New Zealand’s mental health and addiction services - February 2018

The monitoring and advocacy report of the Mental Health Commissioner

27 Feb 2018

The purpose of this report is to provide a systematic and evidence-based way of assessing the performance of mental health and addiction services and make recommendations for service and system improvement. The ultimate aim is to improve the well-being of people who need to use those services.

The structure and methodology of the report is designed to be replicated on an annual basis to identify trends over time and provide accountability for progress against recommendations and performance measures.

The report focuses on the performance of publicly funded health services in their response to the needs of people with mental health and addiction issues. Publicly funded health services include primary and community care services (such as a family doctor or midwife, non-governmental organisation (NGO) primary health support, and specific mental health and addiction interventions funded for delivery in primary and community care settings) and mental health and addiction services that are funded by district health boards (DHBs) and provided by either DHBs or NGOs.

The full range of services and providers that respond to mental health and addiction needs are not covered in this report, nor does it cover prevention activity and broader community responses required to promote population well-being and recovery.

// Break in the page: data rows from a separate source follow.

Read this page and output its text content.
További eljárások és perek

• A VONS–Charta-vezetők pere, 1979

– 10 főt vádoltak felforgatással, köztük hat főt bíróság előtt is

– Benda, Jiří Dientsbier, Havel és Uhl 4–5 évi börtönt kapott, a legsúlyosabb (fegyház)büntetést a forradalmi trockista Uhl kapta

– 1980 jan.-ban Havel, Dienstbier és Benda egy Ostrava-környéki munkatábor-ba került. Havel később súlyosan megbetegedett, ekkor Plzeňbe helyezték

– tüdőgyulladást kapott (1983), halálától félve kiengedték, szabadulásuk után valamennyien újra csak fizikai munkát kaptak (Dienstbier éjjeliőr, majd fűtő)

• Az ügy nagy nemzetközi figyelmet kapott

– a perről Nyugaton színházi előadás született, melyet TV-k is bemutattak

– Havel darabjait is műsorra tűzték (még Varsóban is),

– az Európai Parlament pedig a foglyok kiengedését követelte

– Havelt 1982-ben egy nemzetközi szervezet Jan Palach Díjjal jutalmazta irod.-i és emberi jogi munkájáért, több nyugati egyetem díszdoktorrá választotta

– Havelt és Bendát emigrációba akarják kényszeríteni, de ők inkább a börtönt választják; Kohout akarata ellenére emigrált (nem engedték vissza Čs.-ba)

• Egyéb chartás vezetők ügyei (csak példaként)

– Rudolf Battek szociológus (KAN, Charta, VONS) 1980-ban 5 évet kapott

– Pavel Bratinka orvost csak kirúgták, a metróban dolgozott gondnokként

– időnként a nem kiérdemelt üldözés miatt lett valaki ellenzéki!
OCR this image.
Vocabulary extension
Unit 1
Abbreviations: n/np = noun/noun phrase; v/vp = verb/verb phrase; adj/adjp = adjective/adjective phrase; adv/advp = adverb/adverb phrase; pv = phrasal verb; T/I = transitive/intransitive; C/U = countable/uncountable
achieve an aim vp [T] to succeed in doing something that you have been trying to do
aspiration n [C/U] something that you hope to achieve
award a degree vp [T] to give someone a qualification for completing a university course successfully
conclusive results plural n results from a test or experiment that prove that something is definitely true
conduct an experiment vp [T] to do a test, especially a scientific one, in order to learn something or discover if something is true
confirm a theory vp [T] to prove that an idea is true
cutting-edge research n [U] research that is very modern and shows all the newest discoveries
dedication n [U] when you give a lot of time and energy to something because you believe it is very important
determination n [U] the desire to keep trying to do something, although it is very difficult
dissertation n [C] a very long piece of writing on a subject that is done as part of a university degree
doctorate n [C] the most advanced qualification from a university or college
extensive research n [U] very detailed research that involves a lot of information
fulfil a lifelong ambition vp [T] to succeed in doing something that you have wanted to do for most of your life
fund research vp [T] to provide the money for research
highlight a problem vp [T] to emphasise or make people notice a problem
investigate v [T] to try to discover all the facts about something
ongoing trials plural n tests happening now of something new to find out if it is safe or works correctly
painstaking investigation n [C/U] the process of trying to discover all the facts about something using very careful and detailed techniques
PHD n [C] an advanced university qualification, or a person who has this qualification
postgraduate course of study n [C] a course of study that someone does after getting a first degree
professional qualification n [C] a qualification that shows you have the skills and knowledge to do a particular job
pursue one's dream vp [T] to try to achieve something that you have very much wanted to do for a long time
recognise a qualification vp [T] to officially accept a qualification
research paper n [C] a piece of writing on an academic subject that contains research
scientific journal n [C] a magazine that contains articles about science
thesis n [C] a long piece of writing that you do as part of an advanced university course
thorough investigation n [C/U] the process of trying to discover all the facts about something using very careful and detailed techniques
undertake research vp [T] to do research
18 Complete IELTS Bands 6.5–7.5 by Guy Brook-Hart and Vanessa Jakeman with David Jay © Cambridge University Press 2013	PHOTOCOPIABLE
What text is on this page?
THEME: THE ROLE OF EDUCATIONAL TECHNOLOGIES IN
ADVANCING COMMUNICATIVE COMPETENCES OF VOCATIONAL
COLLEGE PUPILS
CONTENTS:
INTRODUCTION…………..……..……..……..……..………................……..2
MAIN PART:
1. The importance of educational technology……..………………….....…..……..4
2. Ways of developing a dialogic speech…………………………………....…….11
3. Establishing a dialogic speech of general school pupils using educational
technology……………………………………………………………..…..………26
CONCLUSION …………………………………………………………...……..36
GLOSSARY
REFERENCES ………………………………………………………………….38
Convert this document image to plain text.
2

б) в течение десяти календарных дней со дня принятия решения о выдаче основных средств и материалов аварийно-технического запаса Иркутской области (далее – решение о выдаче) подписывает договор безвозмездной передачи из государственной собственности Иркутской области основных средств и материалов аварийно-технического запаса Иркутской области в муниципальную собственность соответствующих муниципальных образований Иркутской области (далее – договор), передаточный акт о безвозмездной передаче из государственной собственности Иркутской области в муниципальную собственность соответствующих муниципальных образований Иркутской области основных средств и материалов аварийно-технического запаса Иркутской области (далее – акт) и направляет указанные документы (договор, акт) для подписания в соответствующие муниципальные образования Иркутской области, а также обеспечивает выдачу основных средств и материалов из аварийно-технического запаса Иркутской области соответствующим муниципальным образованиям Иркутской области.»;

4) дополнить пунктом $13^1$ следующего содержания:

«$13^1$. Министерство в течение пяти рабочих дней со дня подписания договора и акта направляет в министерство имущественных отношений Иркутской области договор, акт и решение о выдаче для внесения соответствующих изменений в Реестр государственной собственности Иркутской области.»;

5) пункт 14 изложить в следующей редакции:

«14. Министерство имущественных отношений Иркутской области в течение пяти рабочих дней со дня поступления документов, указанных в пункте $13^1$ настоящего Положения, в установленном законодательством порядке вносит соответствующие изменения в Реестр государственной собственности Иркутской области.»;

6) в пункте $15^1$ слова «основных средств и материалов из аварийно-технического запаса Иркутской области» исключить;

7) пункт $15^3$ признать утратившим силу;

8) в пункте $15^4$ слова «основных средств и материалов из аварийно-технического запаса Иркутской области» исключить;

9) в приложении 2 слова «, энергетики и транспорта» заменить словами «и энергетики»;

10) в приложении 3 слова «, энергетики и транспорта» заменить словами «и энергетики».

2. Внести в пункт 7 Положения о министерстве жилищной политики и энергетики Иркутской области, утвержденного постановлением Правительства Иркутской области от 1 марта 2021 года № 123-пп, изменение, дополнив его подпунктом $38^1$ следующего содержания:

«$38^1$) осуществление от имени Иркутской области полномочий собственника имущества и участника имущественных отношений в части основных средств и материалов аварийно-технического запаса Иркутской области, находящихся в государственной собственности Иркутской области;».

This is HDC’s first report based on the monitoring framework developed with the sector in 2017. Unfortunately, we have not been able to cover a number of important consumer groups, including disabled people, gay, lesbian, bisexual, transgender and intersex populations, older people, and refugee, migrant and rural communities. Each of those populations has distinct and significant mental health and addiction issues, which deserve monitoring and advocacy focus in the future. Similarly, we have not been able to consider some important specialised services, including eating disorders, transgender support services, and problem gambling services, which also deserve attention, nor consider regional as distinct from national issues.